The pastor urged the government to establish a security post within the pipeline zone to find a lasting a solution to the incident.
“When a similar incident happened in 2006, soldiers were deployed in the spot, but after two years they left. There should be a security post in that area,” he said.
Victims’ loss, scrap collectors’ gain
While victims were grieving and busy estimating their losses, scrap collectors stormed the disaster scene to pick burnt auto parts, metals and remnants of households.
However after the scrap collectors picked freely from the rubble for some time, a mild drama ensued as victims started demanding money for the remnants.
On Santos Street, Saturday PUNCH saw a man and a scrap collector negotiating back and forth over the price of burnt sewing machines, roofing sheets and an aluminum door.
It was later discovered that the man was a middleman between a tailor identified simply as Tosin and the scrap collector. The middleman eventually insisted on selling the metals for N5,000, to which the collector agreed.

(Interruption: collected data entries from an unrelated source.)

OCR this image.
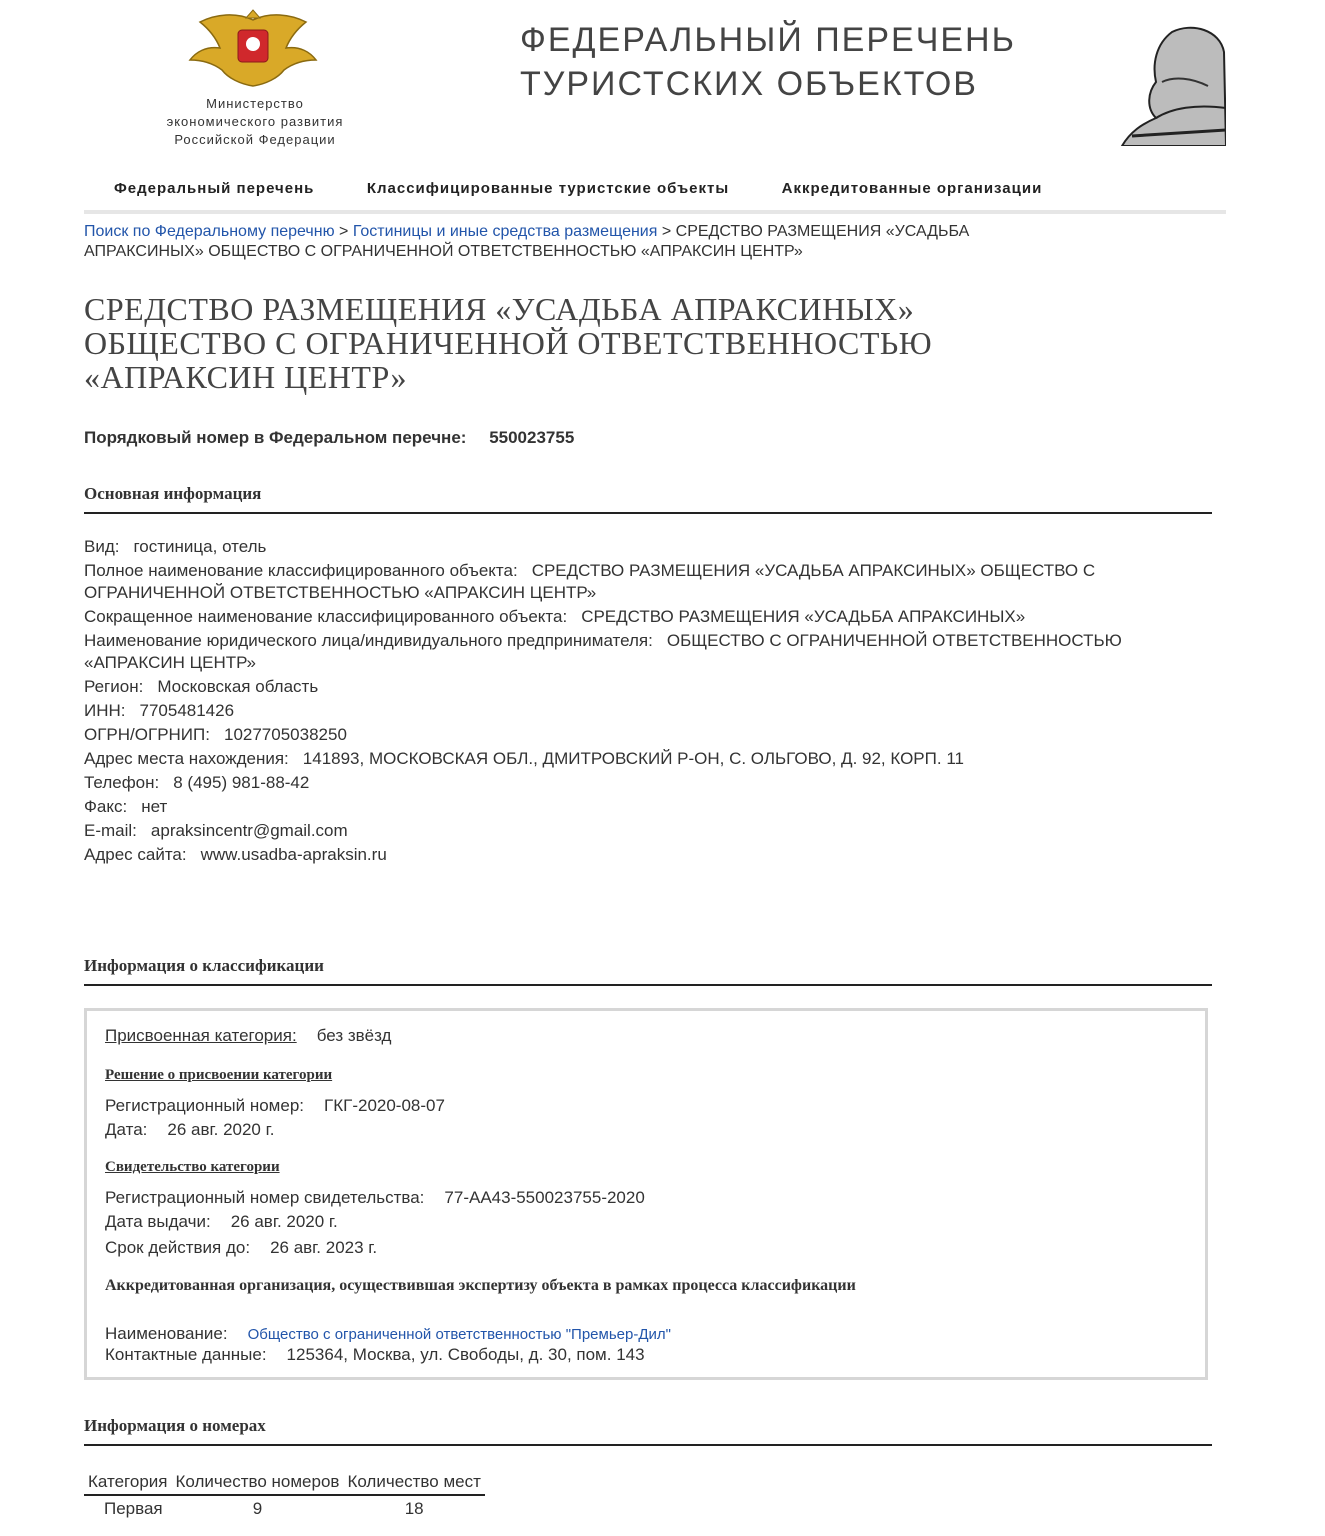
Министерство
экономического развития
Российской Федерации
ФЕДЕРАЛЬНЫЙ ПЕРЕЧЕНЬ
ТУРИСТСКИХ ОБЪЕКТОВ
Федеральный перечень	Классифицированные туристские объекты	Аккредитованные организации
Поиск по Федеральному перечню > Гостиницы и иные средства размещения > СРЕДСТВО РАЗМЕЩЕНИЯ «УСАДЬБА АПРАКСИНЫХ» ОБЩЕСТВО С ОГРАНИЧЕННОЙ ОТВЕТСТВЕННОСТЬЮ «АПРАКСИН ЦЕНТР»
СРЕДСТВО РАЗМЕЩЕНИЯ «УСАДЬБА АПРАКСИНЫХ»
ОБЩЕСТВО С ОГРАНИЧЕННОЙ ОТВЕТСТВЕННОСТЬЮ
«АПРАКСИН ЦЕНТР»
Порядковый номер в Федеральном перечне: 550023755
Основная информация
Вид: гостиница, отель
Полное наименование классифицированного объекта: СРЕДСТВО РАЗМЕЩЕНИЯ «УСАДЬБА АПРАКСИНЫХ» ОБЩЕСТВО С ОГРАНИЧЕННОЙ ОТВЕТСТВЕННОСТЬЮ «АПРАКСИН ЦЕНТР»
Сокращенное наименование классифицированного объекта: СРЕДСТВО РАЗМЕЩЕНИЯ «УСАДЬБА АПРАКСИНЫХ»
Наименование юридического лица/индивидуального предпринимателя: ОБЩЕСТВО С ОГРАНИЧЕННОЙ ОТВЕТСТВЕННОСТЬЮ «АПРАКСИН ЦЕНТР»
Регион: Московская область
ИНН: 7705481426
ОГРН/ОГРНИП: 1027705038250
Адрес места нахождения: 141893, МОСКОВСКАЯ ОБЛ., ДМИТРОВСКИЙ Р-ОН, С. ОЛЬГОВО, Д. 92, КОРП. 11
Телефон: 8 (495) 981-88-42
Факс: нет
E-mail: apraksincentr@gmail.com
Адрес сайта: www.usadba-apraksin.ru
Информация о классификации
Присвоенная категория: без звёзд
Решение о присвоении категории
Регистрационный номер: ГКГ-2020-08-07
Дата: 26 авг. 2020 г.
Свидетельство категории
Регистрационный номер свидетельства: 77-АА43-550023755-2020
Дата выдачи: 26 авг. 2020 г.
Срок действия до: 26 авг. 2023 г.
Аккредитованная организация, осуществившая экспертизу объекта в рамках процесса классификации
Наименование: Общество с ограниченной ответственностью "Премьер-Дил"
Контактные данные: 125364, Москва, ул. Свободы, д. 30, пом. 143
Информация о номерах
Категория	Количество номеров	Количество мест
Первая	9	18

Another scrap collector was seen dismantling a carcass on Segun Akinola Street under a close watch of a man, who appeared to be the owner. The duo, however, declined comments when our correspondent approached them.
An air conditioner repairer, Johnson Isaac, whose shop got burnt, also offered the wreckage for sale, asking a scrap collector, Mohammed Samaila, to pay N9,000.

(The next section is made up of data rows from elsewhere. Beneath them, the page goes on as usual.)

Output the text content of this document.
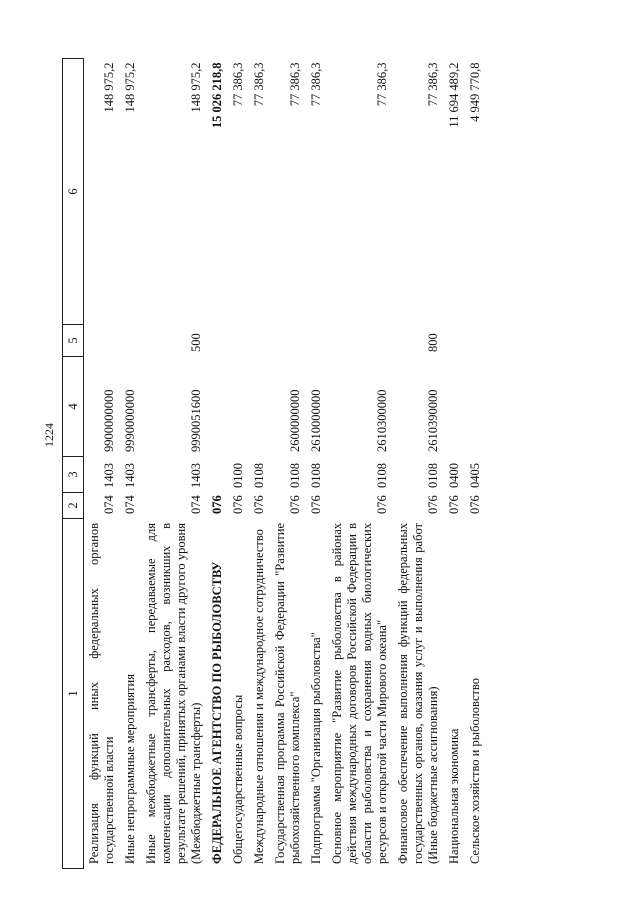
1224
1	2	3	4	5	6
Реализация функций иных федеральных органов государственной власти	074	1403	9900000000		148 975,2
Иные непрограммные мероприятия	074	1403	9990000000		148 975,2
Иные межбюджетные трансферты, передаваемые для компенсации дополнительных расходов, возникших в результате решений, принятых органами власти другого уровня (Межбюджетные трансферты)	074	1403	9990051600	500	148 975,2
ФЕДЕРАЛЬНОЕ АГЕНТСТВО ПО РЫБОЛОВСТВУ	076				15 026 218,8
Общегосударственные вопросы	076	0100			77 386,3
Международные отношения и международное сотрудничество	076	0108			77 386,3
Государственная программа Российской Федерации "Развитие рыбохозяйственного комплекса"	076	0108	2600000000		77 386,3
Подпрограмма "Организация рыболовства"	076	0108	2610000000		77 386,3
Основное мероприятие "Развитие рыболовства в районах действия международных договоров Российской Федерации в области рыболовства и сохранения водных биологических ресурсов и открытой части Мирового океана"	076	0108	2610300000		77 386,3
Финансовое обеспечение выполнения функций федеральных государственных органов, оказания услуг и выполнения работ (Иные бюджетные ассигнования)	076	0108	2610390000	800	77 386,3
Национальная экономика	076	0400			11 694 489,2
Сельское хозяйство и рыболовство	076	0405			4 949 770,8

“I am not happy to sell the debris, but there is nothing I can do. If I did not sell it, they (the scrap collectors) would come at night to take them,” Isaac quickly told this reporter before he resumed the negotiation.
He later sold the debris to Samaila for N8,000.
Asked how much gain he would make from the deal, Samaila said he would not accept anything less than N11,000 at a collection point in the Abattoir area.
Hoodlums wanted to steal victims’ property at night – Firefighter
The Commander of Operation, Lagos State Fire Service, Mr Olokungboye Pascal, who led a team of emergency responders to the scene, has shared his personal experience with Saturday PUNCH.
Pascal, who described the fire as massive, said fire trucks from five fire stations battled for four hours to put out the flames.
He said, “We received the distress call at about 1.58am and rushed to the scene immediately. We left from Agege Fire Station and got to the scene timely. On arrival, the fire had engulfed all the area. It was a wild fire. In fact, before we arrived there, we had seen the magnitude from afar.
“We immediately requested assistance from other fire stations. Fire trucks from four other fire stations were deployed. I also requested assistance from the Lagos State Emergency Management Agency and University of Lagos and they brought their fire trucks to complement our efforts.”
While condemning hoodlums who wanted to cash in on the tragedy to steal, Pascal said he shared the pain of those who lost their properties in the fire.
He recalled, “As at the time of the operation, I felt I was doing my normal job. It was when I got home that I felt the pains of the loss and the fumes I inhaled. At that hour of the night, our concern was to ensure that no life was lost. If not for the grace of God, a lot of lives would have been lost. Nobody suffered burns.
“After the operation, we started receiving calls from people close to us whose shops and houses were burnt. Emotionally, I was seriously touched. It was unfortunate that some hoodlums wanted to use that opportunity to steal people’s properties and disturb our operation. But with the intervention of security agents, they could not have a field day.”
He said 55 vehicles, five tricycles, six residential buildings 60 shops and 33 containerised outlets were burnt.